UNITED KINGDOM | Monday, 15 April 2013 | Views [164] | Scholarship Entry

Walking down Broad Street I can feel the shops on either side of me; they’re huddled together, eyeballs screwed tightly and they’re praying to the God of stores, 'please not me, please not me'. But it seems that their prayers are going unanswered because every time I return home another one has disappeared.
Sometimes they get replaced. When this happens you can almost see the street breathe a sigh of relief. The new shop stands big and grand and it shouts, ‘DO NOT WORRY NEWTOWN, I WILL SAVE YOU!’, but it isn't long before its spirit diminishes. The store will notice the decrease in shoppers and the increase of cars that are, “just passing through today sorry”. It is never long before the shops are huddled together and praying once again.
Turning right onto Market Street only worsens the situation; cardboard flaps in the wind against the window of another empty store. A barrage of cigarette butts and crisp packets tumble across the carpet of chewing gum that stretches the length of the road.
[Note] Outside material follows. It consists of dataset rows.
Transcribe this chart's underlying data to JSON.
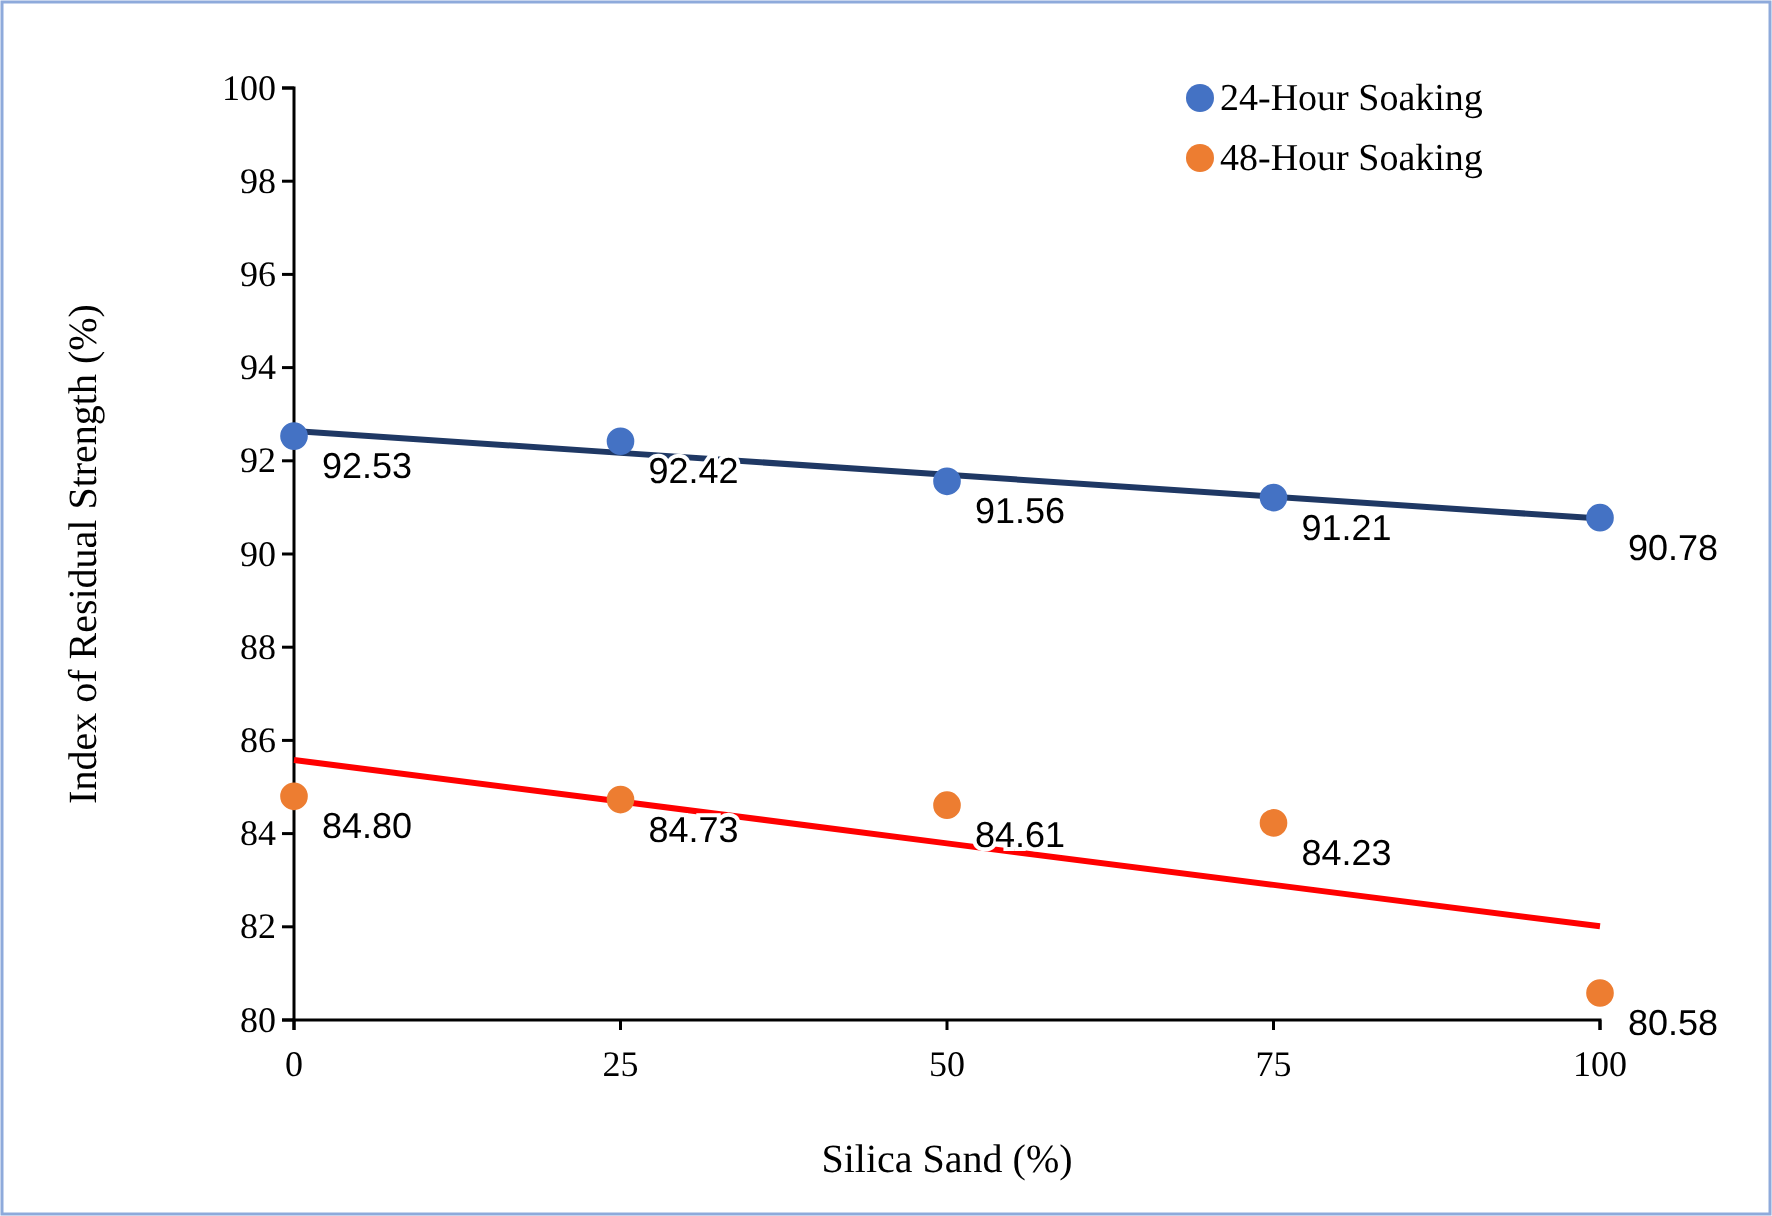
{
  "chart_data": {
    "type": "scatter",
    "xlabel": "Silica Sand (%)",
    "ylabel": "Index of Residual Strength (%)",
    "x": [
      0,
      25,
      50,
      75,
      100
    ],
    "xlim": [
      0,
      100
    ],
    "xticks": [
      0,
      25,
      50,
      75,
      100
    ],
    "ylim": [
      80,
      100
    ],
    "yticks": [
      80,
      82,
      84,
      86,
      88,
      90,
      92,
      94,
      96,
      98,
      100
    ],
    "grid": false,
    "legend": "top right",
    "marker": "circle",
    "series": [
      {
        "type": "line",
        "marker": "none",
        "color": "#1f3864",
        "values": [
          92.64,
          92.17,
          91.7,
          91.23,
          90.76
        ]
      },
      {
        "type": "line",
        "marker": "none",
        "color": "#ff0000",
        "values": [
          85.58,
          84.69,
          83.79,
          82.9,
          82.01
        ]
      },
      {
        "name": "24-Hour Soaking",
        "color": "#4472c4",
        "values": [
          92.53,
          92.42,
          91.56,
          91.21,
          90.78
        ],
        "value_labels": [
          "92.53",
          "92.42",
          "91.56",
          "91.21",
          "90.78"
        ]
      },
      {
        "name": "48-Hour Soaking",
        "color": "#ed7d31",
        "values": [
          84.8,
          84.73,
          84.61,
          84.23,
          80.58
        ],
        "value_labels": [
          "84.80",
          "84.73",
          "84.61",
          "84.23",
          "80.58"
        ]
      }
    ]
  }
}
“There she is,” Sarah shouts to me. She is leaning against a crumbling brick wall.

We are meeting for the first time in a year and we are going to our usual haunt, ‘Lloyds Café’. I have been excited about this ever since I touched down in the UK a week ago; I am craving a bit of home, some normality after my time on the road.
We continue on to the High Street and I stop dead.
“What’s wrong?” Sarah asks, and she follows my gaze.
The chocolate brown sign of Lloyds Café has gone, the swirling silver writing replaced by a thick black sprawl across a pastel blue background.
“Parkers?” I moan. “What’s Parkers?”
“Oh yeah, new cafe,” said Sarah, shrugging. “ Didn't I mention that in my email?”
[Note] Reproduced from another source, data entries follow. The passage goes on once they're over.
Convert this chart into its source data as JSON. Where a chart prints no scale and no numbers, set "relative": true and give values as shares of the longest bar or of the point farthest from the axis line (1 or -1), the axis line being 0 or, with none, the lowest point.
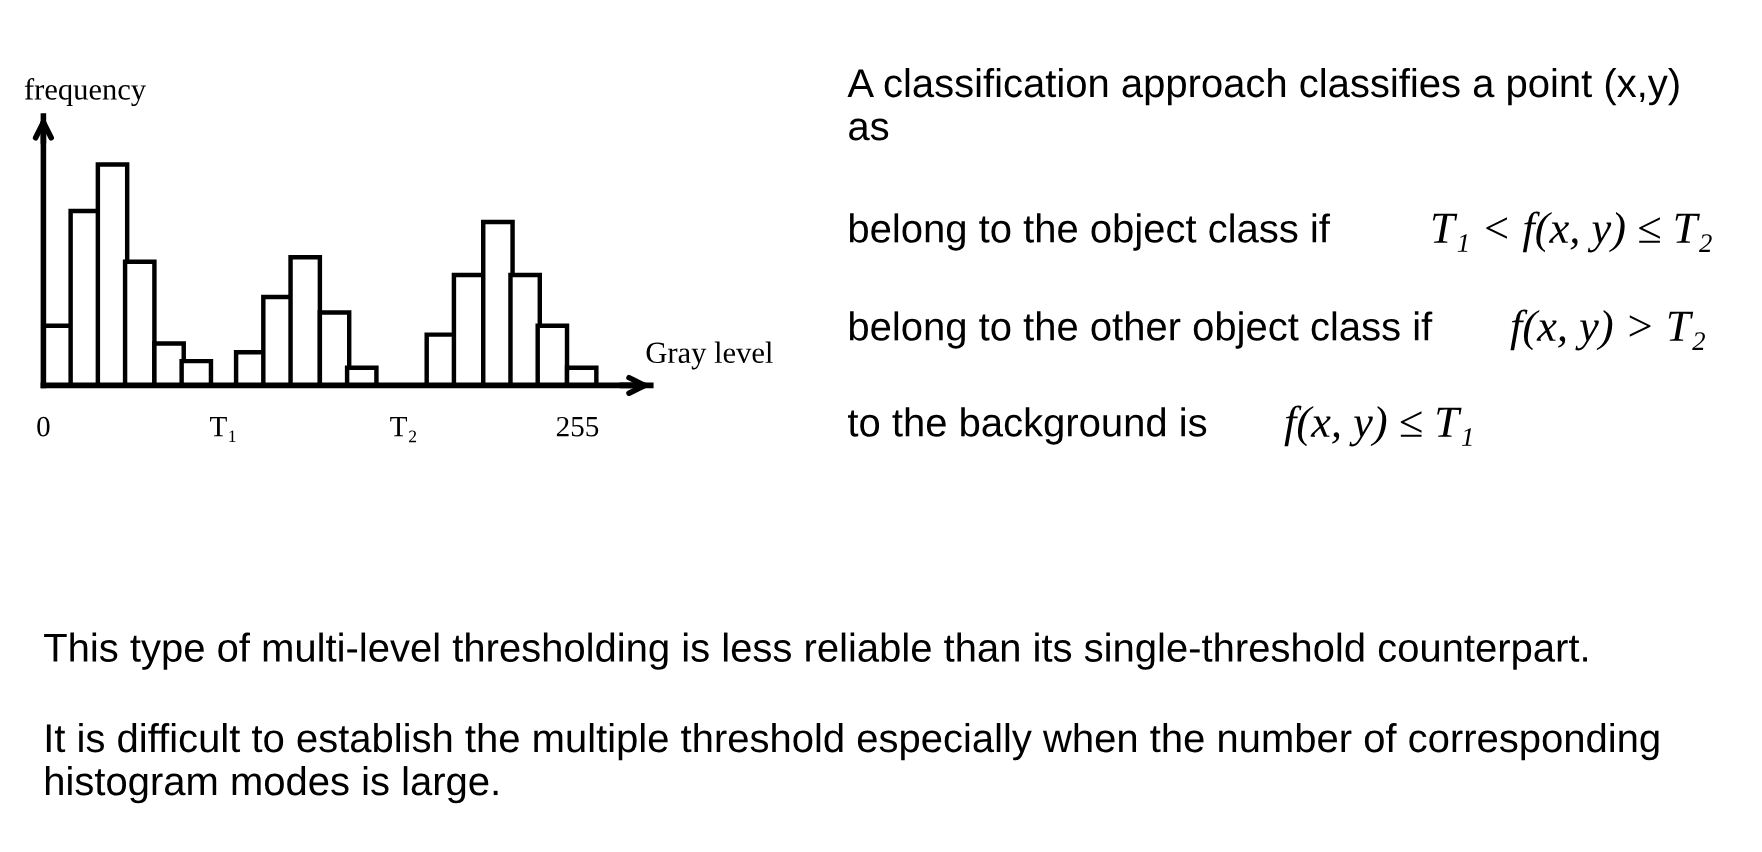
{
  "chart_data": {
    "type": "bar",
    "relative": true,
    "x": [
      7,
      20,
      33,
      46,
      60,
      73,
      99,
      112,
      125,
      139,
      152,
      190,
      203,
      217,
      230,
      243,
      257
    ],
    "values": [
      0.27,
      0.79,
      1,
      0.56,
      0.19,
      0.11,
      0.15,
      0.4,
      0.58,
      0.33,
      0.08,
      0.23,
      0.5,
      0.74,
      0.5,
      0.27,
      0.08
    ],
    "color": "#ffffff",
    "xlim": [
      0,
      290
    ],
    "xticks": [
      0,
      {
        "value": 86,
        "label": "T₁"
      },
      {
        "value": 172,
        "label": "T₂"
      },
      255
    ],
    "tick_labels": "x",
    "xlabel": "Gray level",
    "ylabel": "frequency",
    "annotations": [
      "A classification approach classifies a point (x,y) as",
      "belong to the object class if",
      "T₁ < f(x, y) ≤ T₂",
      "belong to the other object class if",
      "f(x, y) > T₂",
      "to the background is",
      "f(x, y) ≤ T₁",
      "This type of multi-level thresholding is less reliable than its single-threshold counterpart.",
      "It is difficult to establish the multiple threshold especially when the number of corresponding histogram modes is large."
    ]
  }
}
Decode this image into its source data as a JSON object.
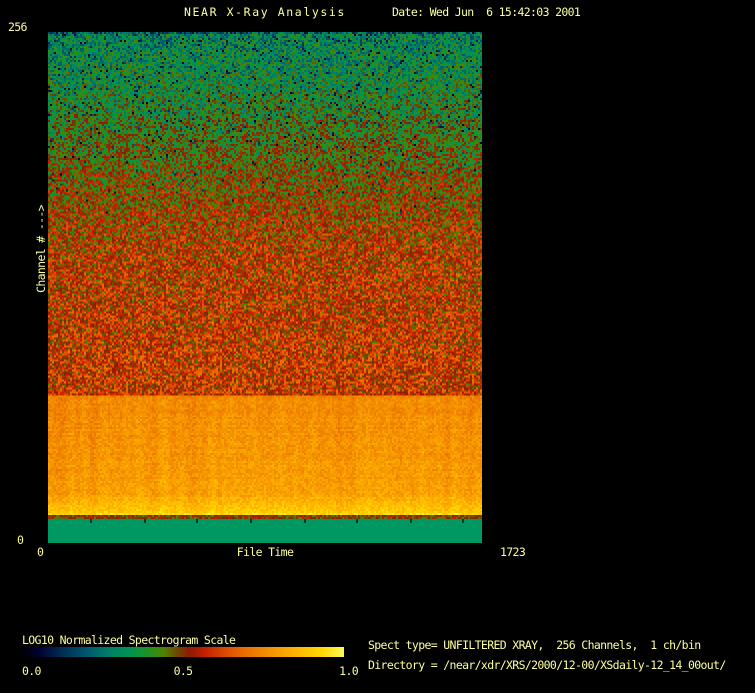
{
  "window": {
    "background": "#000000",
    "text_color": "#ffff9e"
  },
  "header": {
    "title": "NEAR X-Ray Analysis",
    "date": "Date: Wed Jun  6 15:42:03 2001"
  },
  "y_axis": {
    "axis_label": "Channel # --->",
    "max_label": "256",
    "min_label": "0"
  },
  "x_axis": {
    "axis_label": "File Time",
    "min_label": "0",
    "max_label": "1723"
  },
  "colorbar": {
    "title": "LOG10 Normalized Spectrogram Scale",
    "tick_labels": [
      "0.0",
      "0.5",
      "1.0"
    ]
  },
  "info": {
    "spect_type_line": "Spect type= UNFILTERED XRAY,  256 Channels,  1 ch/bin",
    "directory_line": "Directory = /near/xdr/XRS/2000/12-00/XSdaily-12_14_00out/"
  },
  "chart_data": {
    "type": "heatmap",
    "title": "NEAR X-Ray Analysis",
    "xlabel": "File Time",
    "ylabel": "Channel #",
    "xlim": [
      0,
      1723
    ],
    "ylim": [
      0,
      256
    ],
    "scale_label": "LOG10 Normalized Spectrogram Scale",
    "scale_range": [
      0.0,
      1.0
    ],
    "description": "Normalized X-ray spectrogram: high channels (~70-256) noisy green fading into red (values ~0.30-0.58), low channels (~12-70) bright orange rising to yellow (~0.75-0.93) separated by a thin dark-red line, channels 0-12 flat no-data green band",
    "palette_stops": [
      {
        "v": 0.0,
        "c": "#000004"
      },
      {
        "v": 0.05,
        "c": "#00002e"
      },
      {
        "v": 0.12,
        "c": "#002a52"
      },
      {
        "v": 0.2,
        "c": "#00566e"
      },
      {
        "v": 0.27,
        "c": "#007e68"
      },
      {
        "v": 0.33,
        "c": "#009254"
      },
      {
        "v": 0.38,
        "c": "#14942e"
      },
      {
        "v": 0.44,
        "c": "#4e8400"
      },
      {
        "v": 0.48,
        "c": "#6e4a00"
      },
      {
        "v": 0.52,
        "c": "#8c1c00"
      },
      {
        "v": 0.57,
        "c": "#c62000"
      },
      {
        "v": 0.63,
        "c": "#dd4a00"
      },
      {
        "v": 0.7,
        "c": "#ea7200"
      },
      {
        "v": 0.78,
        "c": "#f69600"
      },
      {
        "v": 0.86,
        "c": "#ffb800"
      },
      {
        "v": 0.93,
        "c": "#ffd800"
      },
      {
        "v": 1.0,
        "c": "#fff95a"
      }
    ],
    "grid": {
      "cols": 217,
      "rows": 256
    },
    "value_profile": [
      [
        0,
        0.3
      ],
      [
        25,
        0.36
      ],
      [
        60,
        0.45
      ],
      [
        110,
        0.555
      ],
      [
        181,
        0.585
      ],
      [
        182,
        0.75
      ],
      [
        230,
        0.8
      ],
      [
        242,
        0.93
      ]
    ],
    "noise_profile": [
      [
        0,
        0.13
      ],
      [
        180,
        0.13
      ],
      [
        182,
        0.045
      ],
      [
        242,
        0.045
      ]
    ],
    "dark_speckle_profile": [
      [
        0,
        0.1
      ],
      [
        75,
        0.02
      ],
      [
        100,
        0.0
      ],
      [
        242,
        0.0
      ]
    ],
    "separator_band": {
      "rows": [
        242,
        244
      ],
      "value": 0.5,
      "noise": 0.07
    },
    "no_data_band": {
      "rows": [
        244,
        256
      ],
      "color": "#009862",
      "channels": [
        0,
        12
      ]
    },
    "tick_marks": {
      "row": 244,
      "height": 2,
      "width": 1,
      "xs": [
        21,
        48,
        74,
        101,
        128,
        154,
        181,
        207
      ]
    },
    "column_streak_amp": 0.022,
    "seed": 1234567
  }
}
“Not bad is it?” asks Sarah as we make our way outside. “The coffee’s good,” she continues as my silence hits her.
“But they don’t do soya.”
“And the burgers are nice,” says Sarah, ignoring my jibe.
“Too greasy, and the fries were so limp.”
Sarah sighs.
I am not usually this fussy but I am annoyed. Lloyds was the only thing left, the only thing worth dragging my feet up this street for, and now it is gone.
Sarah and I exchange a strained goodbye and I watch her go. Our town is changing and she is changing with it, and for the first time in my life, I feel like this is no longer my home.
I trudge back up Broad Street, towards the bridge decorated with peeling white paint and bird droppings, and I follow the trail of cars that are escaping from the town.